You’re a new foster parent and, if you’re being honest, it’s scary. Don’t get me wrong, you’ve prepared. You’ve read all the books, you’ve taken a bunch of trainings and you’ve done your online research. But once that little girl walked into your home, backpack slung over her shoulder and eyes to the floor, all of that research and training went out the window. You need help, but even more than that, you need someone who understands.
You need a foster parent support group.
Support groups for foster parents are organizations of people who are, or at one time were, resource parents. These meetings are a safe space for foster parents to share their personal experiences without fear of judgment. They are not only a place where foster parents can learn new skills to help cope with their seemingly unique situations, but also somewhere they can feel understood because many others will have gone through similar experiences.
In New Jersey, embrella holds Connecting Families community based meetings throughout the state for all open licensed resource homes.
If you’re feeling isolated because of your fostering situation, these meetings are a place to discover you are far from alone. New and veteran foster, adoptive and kinship parents share their personal experiences and offer advice and guidance to those who need it. Here, foster parents learn and develop coping skills for the myriad of concerns they may encounter during their journey.
Just as importantly, feelings of anger, frustration, and anxiety aren’t greeted with judgment at these meetings. Instead, these feelings are often validated as legitimate emotional responses to difficult issues. By offering a safe space for parents to express negative feelings, support groups like Connecting Families help parents move towards a positive resolution. Other parents have been through a gamut of emotions at different points in the fostering process, and they can help you understand how to navigate through turbulent times.
Consider connecting today!
If you’re a licensed resource parent with an open home in New Jersey, please come out to a nearby Connecting Families meeting.
I am trying to start a support group for foster parents in my local. Have had luke-warm support from our local DHS and private agencies, who generally don’t recognize that foster support groups independent from agencies are valuable to provide real time for fparents to talk, without ‘education’ focus.

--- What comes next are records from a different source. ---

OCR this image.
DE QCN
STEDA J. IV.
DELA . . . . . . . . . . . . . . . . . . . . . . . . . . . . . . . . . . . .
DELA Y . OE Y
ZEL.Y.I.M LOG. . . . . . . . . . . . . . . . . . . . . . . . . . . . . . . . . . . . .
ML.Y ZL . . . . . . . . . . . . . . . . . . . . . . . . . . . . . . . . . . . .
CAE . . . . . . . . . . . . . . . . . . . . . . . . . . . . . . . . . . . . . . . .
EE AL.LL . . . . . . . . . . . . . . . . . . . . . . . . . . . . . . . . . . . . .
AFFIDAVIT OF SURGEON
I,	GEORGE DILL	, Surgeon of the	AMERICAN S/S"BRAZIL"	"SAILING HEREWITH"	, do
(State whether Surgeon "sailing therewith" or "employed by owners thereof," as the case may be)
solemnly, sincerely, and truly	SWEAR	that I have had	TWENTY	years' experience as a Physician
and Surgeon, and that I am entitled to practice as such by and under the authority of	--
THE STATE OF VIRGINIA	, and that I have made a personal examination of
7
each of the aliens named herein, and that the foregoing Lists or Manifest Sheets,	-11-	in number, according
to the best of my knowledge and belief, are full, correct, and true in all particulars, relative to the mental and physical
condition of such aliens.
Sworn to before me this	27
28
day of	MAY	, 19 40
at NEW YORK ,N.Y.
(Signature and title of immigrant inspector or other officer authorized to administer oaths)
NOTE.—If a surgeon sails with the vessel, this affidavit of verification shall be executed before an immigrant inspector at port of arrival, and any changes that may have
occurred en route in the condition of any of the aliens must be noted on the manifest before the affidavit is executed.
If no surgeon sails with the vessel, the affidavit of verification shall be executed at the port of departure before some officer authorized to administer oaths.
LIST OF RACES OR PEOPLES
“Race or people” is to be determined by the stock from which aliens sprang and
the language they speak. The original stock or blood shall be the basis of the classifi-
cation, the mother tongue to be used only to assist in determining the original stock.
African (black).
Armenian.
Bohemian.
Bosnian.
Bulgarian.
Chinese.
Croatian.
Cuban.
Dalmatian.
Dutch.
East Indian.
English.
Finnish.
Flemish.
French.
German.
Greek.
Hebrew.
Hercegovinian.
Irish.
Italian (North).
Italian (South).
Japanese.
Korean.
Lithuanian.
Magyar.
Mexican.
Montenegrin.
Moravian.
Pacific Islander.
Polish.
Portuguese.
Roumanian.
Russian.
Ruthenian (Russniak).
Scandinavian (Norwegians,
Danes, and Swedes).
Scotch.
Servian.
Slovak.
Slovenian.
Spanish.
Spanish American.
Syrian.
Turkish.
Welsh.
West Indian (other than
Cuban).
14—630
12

Was this something you experienced? Can you recommend the best way to get word out, with information and to whom you would suggest? Have been a foster parent for just under a year and the isolation is real. Looking to change this in a positive encouraging way for myself and others.
Hi Colleen,
It’s wonderful that you are interested in starting up a local support group for foster parents! FAFS currently has 16 groups serving all 21 counties in New Jersey. Please feel free to reach out to our Director of Support Services, Tara Rizzolo, at 609.520.1500 ext. 309 to further discuss.
Corissa Kazar
Support Services Manager
I have been looking for a support group in WV for a while. I think it would be great to connect with other foster families
My husband and I are foster adoptive parents in Jackson County WV. Would love to know how to get a support group started
I am.looking for a support group fostering teen in the palm springs area any thing out here
My husband and I have been foster parents now for about 7 yrs. We’ve adopted 2 and been trying for 2 yrs to adopt our other. He has had 5 social workers, the last one is just awful. She yells, at me, talks down to me. Does not keep us informed on anything. If I want to know what’s going on I call my daughters social worker from when we adopted her she tries to find out, helps me on what to do. The worker we have texts me tells me to have our foster son somewhere at certain time and never asks if I can or if it will mess up plans or anything. Went to an I E P meeting she worker came and when the women would ask me questions the social worker would roll her eyes and tap her finger nails on the table, each time I talked. The lady doing the meeting called me after wards apologizing to me for how I was treated by the s. Worker. She has went off on me in front of others that come for home visits. The judge has went off on her several times for stuff. The plan was changed to adoption a little over 2 yrs ago. The bio parents still have not done what they need to do. Its still adoption. Well the social worker went in front of the judge trying to take him away from us. The judge went off on her, said no stays adoption. She took it out on me. The G A L finally turned her in, this past Friday. We love our foster son, were all he’s known for 3 yrs. I don’t want to loose him. We’ve been taking her treating us like this for over a year, afraid of repercussions. Were just foster parents with no power. There so much more she’s done.
Did you get the foster parent support group started?